One of the exhibitions currently on display in Vienna’s Kunsthistorisches Museum celebrates a favorite combination of topics. Called “Art and Wine”, the exhibit focuses on the ways this fruit of the vine has influenced art and artists over the centuries. Indeed, this event has many associations with the Greek god Dionysos (who, incidentally, is also known as Bacchus).
What initially captured my attention, actually, was the image of Bacchus by artist Jan van Dalen used to represent the event. It’s just brilliant. In this painting, the god of wine looks a little, well frankly, a lot tipsy. Bacchus is portrayed as an affable fellow who has rosy cheeks, a wild mane of hair adorned with a spray of unruly ivy, and an expression that says, “Here, come and share this wine with me. I’ve already sampled it, and it’s a good vintage. Hic!”. He even extends a glass full of pale, shimmering wine to the viewer. How can you resist such an enticing invitation?
The information about the exhibition includes the following background :
“One of the earliest plants cultivated by man, wine played a pivotal role in the social and religious life of classical antiquity. In Ancient Greece and Rome wine was associated with Dionysus/Bacchus, patron of the theatre and guardian deity of law and order - as well as the master of orgiastic festivals.”
However, paintings of inebriated Classical gods aren’t the only thing to see at this exhibit. There are also treasures such as goblets, tapestries depicting mythological scenes, and tempting paintings of luscious grapes all available to enjoy.
Read more about the exhibit, and see tantalizing glimpses of some of the works of art on display, at the Kunsthistorisches Museum web site.

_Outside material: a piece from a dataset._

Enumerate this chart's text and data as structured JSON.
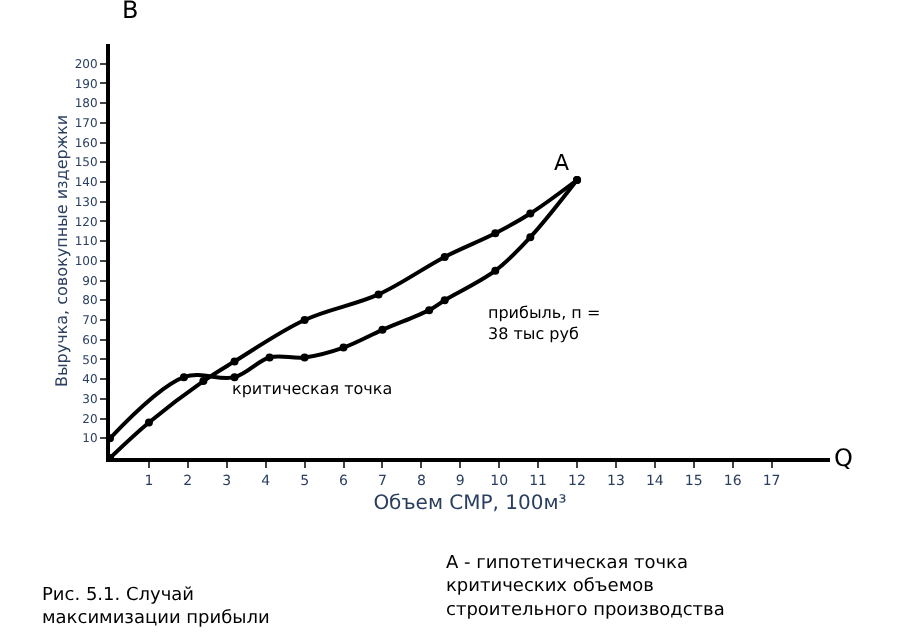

Please note, however, that while the brief description of the event is translated into English, the names of the art works are not. Be that as it may, a picture is still worth a thousand words.
While the exhibition in the Kunsthistorisches Museum ends on September 2, 2012, hopefully “Art and Wine” will continue to be available online for some time. After all, seeing that painting of Bacchus I described makes it well worth the visit.